Nasher ’25 wants education to be a protected American right for all students. A first-generation college student, Nasher said that coming to Harvard after attending public school in her low-income neighborhood in Detroit fueled her desire to make change. 

“For me it was the question of, why not us?” said Nasher. “Why did I and why did the people in my community never have these types of educational opportunities that are and should be the norm?” 

A joint concentrator in History and Anthropology, with a secondary in Ethnicity, Migration, Rights, Nasher found her passion for history in her first year in a course on the modern Middle East that “completely opened” her mind to a subject matter that felt “so much bigger” than herself. A Truman Scholar and a Mellon Mays Undergraduate Fellow, Nasher focuses in her research on the history of feminism in South Yemen before and after independence from the British, and after unification with North Yemen. 

Nasher was in her Mather House dorm room when she got the call that she had received a Marshall, and immediately celebrated the news with her roommate. 
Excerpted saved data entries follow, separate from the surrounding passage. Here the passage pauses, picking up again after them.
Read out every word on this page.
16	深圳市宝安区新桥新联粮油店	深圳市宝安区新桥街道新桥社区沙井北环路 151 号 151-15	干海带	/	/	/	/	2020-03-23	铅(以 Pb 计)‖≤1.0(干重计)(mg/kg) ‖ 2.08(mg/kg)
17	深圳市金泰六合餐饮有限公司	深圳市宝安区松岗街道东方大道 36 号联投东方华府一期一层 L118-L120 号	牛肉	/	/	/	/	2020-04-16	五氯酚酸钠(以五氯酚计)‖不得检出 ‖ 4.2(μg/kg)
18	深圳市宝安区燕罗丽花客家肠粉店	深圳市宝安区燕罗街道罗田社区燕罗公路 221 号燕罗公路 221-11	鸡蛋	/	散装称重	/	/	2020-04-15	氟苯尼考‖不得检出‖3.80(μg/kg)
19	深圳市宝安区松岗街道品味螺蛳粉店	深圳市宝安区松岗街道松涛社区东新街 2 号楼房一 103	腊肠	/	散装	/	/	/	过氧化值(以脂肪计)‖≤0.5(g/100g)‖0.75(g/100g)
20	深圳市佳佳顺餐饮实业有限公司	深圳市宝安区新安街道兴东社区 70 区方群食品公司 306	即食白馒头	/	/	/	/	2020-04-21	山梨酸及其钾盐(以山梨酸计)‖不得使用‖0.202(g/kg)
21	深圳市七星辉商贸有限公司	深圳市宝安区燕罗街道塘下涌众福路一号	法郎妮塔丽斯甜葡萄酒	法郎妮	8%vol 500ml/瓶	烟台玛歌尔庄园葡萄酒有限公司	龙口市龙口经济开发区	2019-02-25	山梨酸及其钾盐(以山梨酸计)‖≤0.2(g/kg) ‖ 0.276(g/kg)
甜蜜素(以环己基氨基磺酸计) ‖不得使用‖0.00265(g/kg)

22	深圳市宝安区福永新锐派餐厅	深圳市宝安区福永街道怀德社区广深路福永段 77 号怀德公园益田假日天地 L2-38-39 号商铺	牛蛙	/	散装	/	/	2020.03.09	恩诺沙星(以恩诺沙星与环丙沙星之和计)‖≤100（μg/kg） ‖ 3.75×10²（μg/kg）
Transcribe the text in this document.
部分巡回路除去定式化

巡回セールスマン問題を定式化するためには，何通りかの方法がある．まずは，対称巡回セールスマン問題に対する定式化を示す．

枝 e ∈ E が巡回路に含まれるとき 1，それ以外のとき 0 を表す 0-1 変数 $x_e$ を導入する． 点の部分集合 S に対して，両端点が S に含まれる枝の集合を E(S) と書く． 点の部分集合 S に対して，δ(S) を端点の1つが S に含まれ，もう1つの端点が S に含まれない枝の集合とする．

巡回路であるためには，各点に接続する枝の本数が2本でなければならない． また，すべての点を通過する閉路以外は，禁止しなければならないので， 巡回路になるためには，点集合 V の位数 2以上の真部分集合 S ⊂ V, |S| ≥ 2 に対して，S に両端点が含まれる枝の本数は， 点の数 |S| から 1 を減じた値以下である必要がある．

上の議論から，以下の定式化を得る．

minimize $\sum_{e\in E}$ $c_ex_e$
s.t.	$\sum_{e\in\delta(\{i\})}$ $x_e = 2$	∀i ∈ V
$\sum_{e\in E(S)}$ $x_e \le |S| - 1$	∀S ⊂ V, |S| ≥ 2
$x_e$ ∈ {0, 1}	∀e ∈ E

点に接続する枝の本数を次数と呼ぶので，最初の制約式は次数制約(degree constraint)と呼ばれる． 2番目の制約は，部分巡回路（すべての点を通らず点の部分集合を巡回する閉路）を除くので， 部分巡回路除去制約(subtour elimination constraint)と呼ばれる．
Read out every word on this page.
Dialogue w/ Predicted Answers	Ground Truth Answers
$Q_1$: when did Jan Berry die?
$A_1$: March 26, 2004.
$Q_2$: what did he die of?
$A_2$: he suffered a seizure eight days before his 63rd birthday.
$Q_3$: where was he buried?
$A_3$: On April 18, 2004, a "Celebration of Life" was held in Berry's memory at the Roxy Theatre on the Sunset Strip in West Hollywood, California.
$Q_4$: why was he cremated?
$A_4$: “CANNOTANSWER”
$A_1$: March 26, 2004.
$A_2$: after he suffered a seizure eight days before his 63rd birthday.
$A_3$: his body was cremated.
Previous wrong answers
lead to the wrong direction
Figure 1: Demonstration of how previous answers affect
“I was just in shock and very, very grateful,” Nasher said.

On campus, Nasher founded the First-Generation Low-Income Task Group, served on the board of Primus, and was co-director of diversity and outreach for the Institute of Politics. Off-campus, she interned with Congresswoman Rashida Tlaib and the Tawakkol Karman Foundation in Istanbul, and organized with the Michigan Education Justice Coalition.  

She’ll spend her first year as a Marshall Scholar studying education at the University of Oxford, where she plans to do a comparative study on how primary and K-12 education systems in the U.K. and the U.S. shape the experiences of people in low-income, urban Yemeni communities. She is undecided on a pursuit for her second year.